Съездив к гостинице, я забрал оставленные там вещмешок и автомат. Не пропал, хотя по нынешним временам вещь ценная, вот что значит гостиница Генштаба. Когда вернулся, в квартире уже никого не было, открыл дверь своим ключом, который мне отдал управдом, прошёл внутрь. Всё, конечно, было переставлено, не так, как я привык, но за час я всё привёл в порядок. Принял душ и стал готовить ужин. Что-то пюрешки захотелось, да ещё с тушёной рыбой. Решил скумбрию потушить в духовке, с лучком да на масле.
Пока работал, вдруг отметил, что Взор показывает знакомую ауру. Анна стояла на улице и смотрела на окна моей квартиры. Хм, вроде хорошо затемнил окна, неужели видит? Да и что ей тут надо? Тут две недели дети маленькие жили, она не могла об этом не знать. Должно быть, куратор сообщил; может, он и отправил её сюда.
Анна ушла поздно, её спугнул патруль: в городе был введён комендантский час. А ужин вышел просто восхитительный. После ужина я пришивал знаки различия на новую форму; сапоги тоже были новые. А старая форма сменной будет, для прифронтовой полосы. Закрепил награды, убрал документы в нагрудный карман и отправился спать. В тазу бельё замочено, завтра с утра постираю. Ещё надо прикинуть, как Филатова ухлопать. Я не забыл.
На завтрак я пожарил яичницу, а всё, что вчера осталось (ещё на пять ужинов хватит), убрал пока в Хранилище. Когда заканчивал стирать, раздался стук в дверь. Посмотрев, кто там, я вздохнул: вот ведь неймётся человеку. Взор показал, что за дверью стояла Анна. Прихватив полотенце и на ходу вытирая руки, я направился открывать. Щёлкнул замком, забросил влажное полотенце на плечо и, открыв дверь, вопросительно посмотрел на гостью.

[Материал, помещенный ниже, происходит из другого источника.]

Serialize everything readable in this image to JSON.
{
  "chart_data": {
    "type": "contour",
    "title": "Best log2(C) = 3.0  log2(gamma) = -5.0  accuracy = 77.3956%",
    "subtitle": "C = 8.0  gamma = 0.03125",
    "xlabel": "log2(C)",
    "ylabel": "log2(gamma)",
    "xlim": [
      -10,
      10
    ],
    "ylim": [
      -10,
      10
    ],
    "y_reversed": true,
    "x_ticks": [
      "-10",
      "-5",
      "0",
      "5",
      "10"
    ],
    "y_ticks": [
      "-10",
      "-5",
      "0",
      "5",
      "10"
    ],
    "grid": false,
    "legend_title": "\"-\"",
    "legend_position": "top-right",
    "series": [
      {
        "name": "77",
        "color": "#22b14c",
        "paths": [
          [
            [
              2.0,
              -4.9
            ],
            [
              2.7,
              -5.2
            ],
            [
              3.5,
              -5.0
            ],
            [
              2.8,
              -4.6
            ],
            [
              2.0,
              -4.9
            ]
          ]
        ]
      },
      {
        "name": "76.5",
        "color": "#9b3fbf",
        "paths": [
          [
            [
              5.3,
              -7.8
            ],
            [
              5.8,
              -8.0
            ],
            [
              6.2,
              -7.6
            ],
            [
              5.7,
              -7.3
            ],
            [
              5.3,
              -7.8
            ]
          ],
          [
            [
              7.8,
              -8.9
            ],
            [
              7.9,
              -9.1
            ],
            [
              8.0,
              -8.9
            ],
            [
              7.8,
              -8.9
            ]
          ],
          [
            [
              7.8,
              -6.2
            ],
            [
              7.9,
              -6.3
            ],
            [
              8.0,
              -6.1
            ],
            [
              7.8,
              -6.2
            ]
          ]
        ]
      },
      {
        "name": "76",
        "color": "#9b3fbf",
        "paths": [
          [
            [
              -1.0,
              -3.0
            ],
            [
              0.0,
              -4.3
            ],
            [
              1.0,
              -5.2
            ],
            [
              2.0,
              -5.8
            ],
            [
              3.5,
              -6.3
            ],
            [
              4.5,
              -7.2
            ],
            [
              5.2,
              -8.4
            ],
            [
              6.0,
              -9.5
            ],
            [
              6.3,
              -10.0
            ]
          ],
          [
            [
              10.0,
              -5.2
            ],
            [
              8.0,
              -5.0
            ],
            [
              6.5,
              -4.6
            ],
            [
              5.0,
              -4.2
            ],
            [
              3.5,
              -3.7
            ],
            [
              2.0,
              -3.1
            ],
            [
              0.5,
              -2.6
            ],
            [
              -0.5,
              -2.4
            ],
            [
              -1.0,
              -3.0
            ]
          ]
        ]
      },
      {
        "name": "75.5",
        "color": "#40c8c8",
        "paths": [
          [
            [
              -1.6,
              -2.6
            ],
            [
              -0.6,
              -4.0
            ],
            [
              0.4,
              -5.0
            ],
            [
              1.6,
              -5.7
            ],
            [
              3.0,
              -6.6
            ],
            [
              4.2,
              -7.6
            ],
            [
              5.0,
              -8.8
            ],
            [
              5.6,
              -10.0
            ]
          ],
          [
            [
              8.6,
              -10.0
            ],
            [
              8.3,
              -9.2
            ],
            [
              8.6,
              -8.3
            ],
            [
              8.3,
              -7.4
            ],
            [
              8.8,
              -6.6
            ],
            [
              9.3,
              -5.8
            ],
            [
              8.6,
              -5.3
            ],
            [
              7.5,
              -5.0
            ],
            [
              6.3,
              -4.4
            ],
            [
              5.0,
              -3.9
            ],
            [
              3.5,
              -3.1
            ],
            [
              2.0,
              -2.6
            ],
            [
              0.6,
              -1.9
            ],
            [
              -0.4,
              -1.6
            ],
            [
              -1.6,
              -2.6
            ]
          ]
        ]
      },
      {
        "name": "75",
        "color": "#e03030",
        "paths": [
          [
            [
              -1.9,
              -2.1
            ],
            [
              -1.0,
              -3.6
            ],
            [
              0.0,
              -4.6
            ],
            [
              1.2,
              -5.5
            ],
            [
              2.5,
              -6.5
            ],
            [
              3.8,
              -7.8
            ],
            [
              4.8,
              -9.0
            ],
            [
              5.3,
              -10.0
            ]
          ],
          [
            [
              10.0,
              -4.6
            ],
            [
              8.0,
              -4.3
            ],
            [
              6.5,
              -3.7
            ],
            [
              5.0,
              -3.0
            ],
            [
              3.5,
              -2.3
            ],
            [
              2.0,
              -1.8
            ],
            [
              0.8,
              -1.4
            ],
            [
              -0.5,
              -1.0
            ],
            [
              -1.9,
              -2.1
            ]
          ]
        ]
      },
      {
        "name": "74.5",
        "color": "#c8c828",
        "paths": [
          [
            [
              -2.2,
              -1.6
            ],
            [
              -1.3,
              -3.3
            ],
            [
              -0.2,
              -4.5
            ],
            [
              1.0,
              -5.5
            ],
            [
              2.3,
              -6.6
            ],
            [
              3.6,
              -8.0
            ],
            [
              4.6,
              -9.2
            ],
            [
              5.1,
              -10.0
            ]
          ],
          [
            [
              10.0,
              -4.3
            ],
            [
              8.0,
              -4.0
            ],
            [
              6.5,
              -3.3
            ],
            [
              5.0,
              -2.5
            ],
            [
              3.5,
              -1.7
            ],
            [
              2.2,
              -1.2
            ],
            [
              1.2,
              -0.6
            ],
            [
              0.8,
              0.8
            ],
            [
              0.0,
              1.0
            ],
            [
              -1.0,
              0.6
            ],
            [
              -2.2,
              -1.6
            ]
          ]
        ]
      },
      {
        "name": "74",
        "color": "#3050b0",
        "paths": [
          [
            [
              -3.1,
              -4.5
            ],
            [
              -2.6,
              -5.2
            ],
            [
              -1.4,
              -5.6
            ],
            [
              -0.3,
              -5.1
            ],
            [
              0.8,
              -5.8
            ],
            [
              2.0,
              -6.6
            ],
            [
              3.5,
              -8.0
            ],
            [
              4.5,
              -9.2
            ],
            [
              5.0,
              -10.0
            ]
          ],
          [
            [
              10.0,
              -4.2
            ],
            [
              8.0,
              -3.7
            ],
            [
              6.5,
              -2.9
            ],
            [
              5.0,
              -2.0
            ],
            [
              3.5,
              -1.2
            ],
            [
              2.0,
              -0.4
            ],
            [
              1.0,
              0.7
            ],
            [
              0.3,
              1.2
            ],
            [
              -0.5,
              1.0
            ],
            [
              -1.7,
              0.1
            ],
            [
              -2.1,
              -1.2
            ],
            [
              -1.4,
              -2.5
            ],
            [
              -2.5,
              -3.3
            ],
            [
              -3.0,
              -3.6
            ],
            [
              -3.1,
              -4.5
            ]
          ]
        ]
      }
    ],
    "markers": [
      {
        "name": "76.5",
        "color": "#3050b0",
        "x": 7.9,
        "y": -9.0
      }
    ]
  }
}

– Максим… Нам нужно поговорить, – выдохнула она быстро, как будто бросаясь в воду с высокой вышки.
– Да вроде сказано уже всё… Ну, заходи.
Я был в домашней одежде и в тапочках на босу ногу, хотя в квартире было прохладно: в городе экономили на обогреве. Но я ходил в лёгких светлых штанах и рубахе, а не в свитере, как соседи, которые серьёзно мёрзли, но не жаловались: раз снизили температуру – значит, так надо; горячая вода по трубам ещё бежит, уже хорошо. Когда я заселился, дров в квартире не нашёл, но в Хранилище у меня было несколько поленниц и целый вагон угля (без самого вагона, я про объём). Так что готовил на плите, используя берёзовые дрова.
Тазы с бельём стояли в ванной, а кухня была свободна. Я усадил Анну за стол, налил ей чаю, как гостеприимный хозяин, поставил вазочку с пирожными: свежие, сделаны по заказу в Киеве, ещё до окружения. Там кондитерская фабрика мой солидный заказ выполнили. Анна несколько минут пила чай, нет-нет да и поглядывая на меня. Наконец отставила стакан и сказала:
– Я хочу извиниться. Между нами действительно возникло недопонимание.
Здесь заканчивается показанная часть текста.